Article consacré à l'union du Protestant (de Genève) et d'Évangile et Liberté :


http://www.evangile-et-liberte.net/article_280_evangile-et-liberte-et-Le-Protestant


* Le « Réveil » est un mouvement de réaction né au sein du protestantisme, en terre britannique d'abord puis étendu au reste du monde protestant. Il est un effort de retour aux dogmes d'avec qui les églises d'alors tendaient à prendre des distances. Le Réveil trouve son pendant moderne dans les églises évangéliques dites « fondamentalistes ». Il est en opposition avec le « Libéralisme évangélique » qui prône une lecture des Textes Sacrés dégagée de tout dogmes, tend à rejeter l'autorité des docteurs de l'Eglise et des conciles et encourage une pratique du culte s'accompagnant de l'usage du cœur et de la raison.

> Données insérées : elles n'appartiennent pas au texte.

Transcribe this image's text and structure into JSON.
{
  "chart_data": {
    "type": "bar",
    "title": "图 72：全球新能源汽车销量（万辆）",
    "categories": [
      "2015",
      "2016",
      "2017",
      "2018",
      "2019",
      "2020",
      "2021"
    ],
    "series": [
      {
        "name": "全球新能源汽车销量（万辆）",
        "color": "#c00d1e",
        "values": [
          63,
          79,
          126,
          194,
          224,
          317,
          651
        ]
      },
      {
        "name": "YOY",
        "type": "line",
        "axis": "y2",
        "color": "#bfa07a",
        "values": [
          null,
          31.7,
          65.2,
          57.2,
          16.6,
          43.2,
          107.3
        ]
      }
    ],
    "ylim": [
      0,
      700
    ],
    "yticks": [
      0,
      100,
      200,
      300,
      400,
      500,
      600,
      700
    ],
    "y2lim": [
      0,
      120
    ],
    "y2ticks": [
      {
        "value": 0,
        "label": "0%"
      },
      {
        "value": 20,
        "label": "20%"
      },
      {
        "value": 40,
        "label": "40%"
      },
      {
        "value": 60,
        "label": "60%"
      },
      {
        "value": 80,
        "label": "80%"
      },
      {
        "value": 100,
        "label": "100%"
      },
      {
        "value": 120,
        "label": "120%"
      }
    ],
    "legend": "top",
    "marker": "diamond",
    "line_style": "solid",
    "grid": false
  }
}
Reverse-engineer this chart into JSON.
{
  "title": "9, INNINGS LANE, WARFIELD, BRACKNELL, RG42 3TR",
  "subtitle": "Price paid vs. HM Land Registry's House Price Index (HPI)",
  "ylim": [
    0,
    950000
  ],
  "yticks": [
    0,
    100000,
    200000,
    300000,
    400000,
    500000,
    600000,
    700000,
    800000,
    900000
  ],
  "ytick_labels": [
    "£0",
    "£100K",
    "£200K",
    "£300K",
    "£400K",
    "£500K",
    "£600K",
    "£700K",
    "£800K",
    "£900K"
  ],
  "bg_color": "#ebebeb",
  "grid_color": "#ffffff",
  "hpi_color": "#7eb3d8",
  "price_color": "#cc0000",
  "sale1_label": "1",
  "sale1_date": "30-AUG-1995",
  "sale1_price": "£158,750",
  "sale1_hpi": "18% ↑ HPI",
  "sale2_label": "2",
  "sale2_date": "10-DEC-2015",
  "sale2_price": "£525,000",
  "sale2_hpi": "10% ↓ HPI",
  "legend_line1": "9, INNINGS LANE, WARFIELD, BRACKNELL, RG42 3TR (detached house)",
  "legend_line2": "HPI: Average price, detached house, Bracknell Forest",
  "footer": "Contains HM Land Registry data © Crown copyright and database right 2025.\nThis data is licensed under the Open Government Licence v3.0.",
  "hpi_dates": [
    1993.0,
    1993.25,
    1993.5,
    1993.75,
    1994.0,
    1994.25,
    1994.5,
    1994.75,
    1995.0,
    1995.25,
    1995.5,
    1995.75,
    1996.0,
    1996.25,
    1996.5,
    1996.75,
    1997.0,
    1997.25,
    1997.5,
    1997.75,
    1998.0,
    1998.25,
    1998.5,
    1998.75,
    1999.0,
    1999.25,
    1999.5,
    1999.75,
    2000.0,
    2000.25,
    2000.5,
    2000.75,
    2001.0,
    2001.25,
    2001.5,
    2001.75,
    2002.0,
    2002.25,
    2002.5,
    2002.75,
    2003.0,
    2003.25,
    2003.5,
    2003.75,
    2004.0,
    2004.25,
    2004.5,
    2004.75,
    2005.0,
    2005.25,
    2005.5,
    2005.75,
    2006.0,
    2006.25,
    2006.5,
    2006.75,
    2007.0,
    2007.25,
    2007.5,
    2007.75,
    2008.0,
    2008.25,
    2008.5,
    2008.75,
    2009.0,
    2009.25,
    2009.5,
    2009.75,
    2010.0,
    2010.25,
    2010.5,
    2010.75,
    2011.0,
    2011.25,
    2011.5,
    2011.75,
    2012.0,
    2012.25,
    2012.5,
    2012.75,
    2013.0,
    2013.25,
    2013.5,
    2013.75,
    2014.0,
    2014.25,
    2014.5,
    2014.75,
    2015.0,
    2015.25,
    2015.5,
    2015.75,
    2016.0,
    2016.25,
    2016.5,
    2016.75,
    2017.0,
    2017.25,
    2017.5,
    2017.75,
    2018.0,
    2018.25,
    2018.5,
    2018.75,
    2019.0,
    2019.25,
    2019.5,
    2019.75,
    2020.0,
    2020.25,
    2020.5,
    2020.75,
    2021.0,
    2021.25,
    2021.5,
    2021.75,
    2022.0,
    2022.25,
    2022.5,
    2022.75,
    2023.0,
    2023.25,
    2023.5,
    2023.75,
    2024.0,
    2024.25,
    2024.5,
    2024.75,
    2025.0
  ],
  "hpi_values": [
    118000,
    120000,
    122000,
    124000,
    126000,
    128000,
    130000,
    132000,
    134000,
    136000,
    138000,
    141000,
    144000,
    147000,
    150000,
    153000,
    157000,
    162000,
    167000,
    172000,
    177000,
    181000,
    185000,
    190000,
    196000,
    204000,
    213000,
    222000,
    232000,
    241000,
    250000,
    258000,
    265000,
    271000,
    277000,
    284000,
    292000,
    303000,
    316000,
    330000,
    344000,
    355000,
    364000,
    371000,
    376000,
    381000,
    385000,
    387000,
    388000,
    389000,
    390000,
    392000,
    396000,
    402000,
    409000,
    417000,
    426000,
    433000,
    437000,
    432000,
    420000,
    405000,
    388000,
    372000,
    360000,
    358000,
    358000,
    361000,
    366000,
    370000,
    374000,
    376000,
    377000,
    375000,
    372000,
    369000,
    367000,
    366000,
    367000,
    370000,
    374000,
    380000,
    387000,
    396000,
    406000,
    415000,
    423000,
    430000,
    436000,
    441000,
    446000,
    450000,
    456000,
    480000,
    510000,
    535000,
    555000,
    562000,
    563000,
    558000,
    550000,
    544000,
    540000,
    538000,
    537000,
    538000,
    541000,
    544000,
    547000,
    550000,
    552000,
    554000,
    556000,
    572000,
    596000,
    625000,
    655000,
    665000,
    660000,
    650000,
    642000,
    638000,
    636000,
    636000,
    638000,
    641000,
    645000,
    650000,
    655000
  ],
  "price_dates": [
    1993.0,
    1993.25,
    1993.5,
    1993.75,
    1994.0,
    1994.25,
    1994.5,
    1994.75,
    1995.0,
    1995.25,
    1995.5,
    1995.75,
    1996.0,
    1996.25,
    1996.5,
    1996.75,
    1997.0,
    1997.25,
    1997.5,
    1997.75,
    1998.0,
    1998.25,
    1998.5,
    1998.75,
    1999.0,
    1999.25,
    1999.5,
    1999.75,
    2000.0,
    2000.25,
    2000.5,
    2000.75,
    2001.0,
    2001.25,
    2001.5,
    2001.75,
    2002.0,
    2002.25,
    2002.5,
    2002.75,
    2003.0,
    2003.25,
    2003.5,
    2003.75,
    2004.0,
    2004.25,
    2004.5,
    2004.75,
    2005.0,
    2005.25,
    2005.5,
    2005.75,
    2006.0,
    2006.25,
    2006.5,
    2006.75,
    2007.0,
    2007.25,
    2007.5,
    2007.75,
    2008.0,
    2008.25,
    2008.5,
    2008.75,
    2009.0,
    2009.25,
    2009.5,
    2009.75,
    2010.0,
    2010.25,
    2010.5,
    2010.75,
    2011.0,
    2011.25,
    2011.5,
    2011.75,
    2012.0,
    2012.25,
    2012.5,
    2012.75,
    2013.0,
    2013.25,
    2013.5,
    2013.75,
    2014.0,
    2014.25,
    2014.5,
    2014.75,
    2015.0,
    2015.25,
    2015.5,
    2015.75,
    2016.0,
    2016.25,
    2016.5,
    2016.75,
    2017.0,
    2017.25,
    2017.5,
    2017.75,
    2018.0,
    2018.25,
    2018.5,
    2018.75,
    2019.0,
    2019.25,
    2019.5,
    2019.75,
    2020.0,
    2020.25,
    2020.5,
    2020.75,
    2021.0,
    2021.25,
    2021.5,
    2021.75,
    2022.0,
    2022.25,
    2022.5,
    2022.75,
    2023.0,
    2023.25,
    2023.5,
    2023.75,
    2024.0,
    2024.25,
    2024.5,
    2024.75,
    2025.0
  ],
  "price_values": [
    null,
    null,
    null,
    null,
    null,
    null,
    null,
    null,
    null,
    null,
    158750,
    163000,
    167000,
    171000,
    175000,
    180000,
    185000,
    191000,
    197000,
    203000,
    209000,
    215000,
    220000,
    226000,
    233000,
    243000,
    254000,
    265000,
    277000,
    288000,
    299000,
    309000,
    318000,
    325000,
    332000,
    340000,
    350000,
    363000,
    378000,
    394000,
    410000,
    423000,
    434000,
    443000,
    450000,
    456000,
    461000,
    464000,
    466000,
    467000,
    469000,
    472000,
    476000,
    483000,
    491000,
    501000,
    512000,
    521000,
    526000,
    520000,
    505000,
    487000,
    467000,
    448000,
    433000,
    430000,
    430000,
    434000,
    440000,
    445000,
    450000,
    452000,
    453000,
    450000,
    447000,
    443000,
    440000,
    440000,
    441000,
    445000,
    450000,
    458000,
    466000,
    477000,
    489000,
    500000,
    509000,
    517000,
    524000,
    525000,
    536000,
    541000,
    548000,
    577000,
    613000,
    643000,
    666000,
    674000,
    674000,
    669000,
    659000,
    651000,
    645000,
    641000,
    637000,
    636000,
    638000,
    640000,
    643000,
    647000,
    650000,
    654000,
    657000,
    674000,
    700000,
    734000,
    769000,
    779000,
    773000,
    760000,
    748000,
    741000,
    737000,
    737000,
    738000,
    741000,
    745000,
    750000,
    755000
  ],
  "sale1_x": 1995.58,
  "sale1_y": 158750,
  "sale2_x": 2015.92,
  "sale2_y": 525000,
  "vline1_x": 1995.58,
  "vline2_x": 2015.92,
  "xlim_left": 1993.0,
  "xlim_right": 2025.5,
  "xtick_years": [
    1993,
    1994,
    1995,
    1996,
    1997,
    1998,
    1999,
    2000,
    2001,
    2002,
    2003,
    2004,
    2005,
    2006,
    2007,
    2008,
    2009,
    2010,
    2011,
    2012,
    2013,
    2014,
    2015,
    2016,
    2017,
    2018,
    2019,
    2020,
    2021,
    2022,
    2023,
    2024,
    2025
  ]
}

**Le méthodisme est une église fondée au 18ème siècle par le prédicateur anglais John Wesley (1703-1791). Elle a fleurie en Angleterre et aux E-U mais a aussi fortement influencée les églises protestantes dans le reste du monde.

***La critique en théologie est une lecture scientifique du texte de la Bible qui tend à en révéler les faiblesses sur le plan historique et littéraire. Elle est considérée par certains comme un progrès mais par d'autres comme un obstacle à la foi.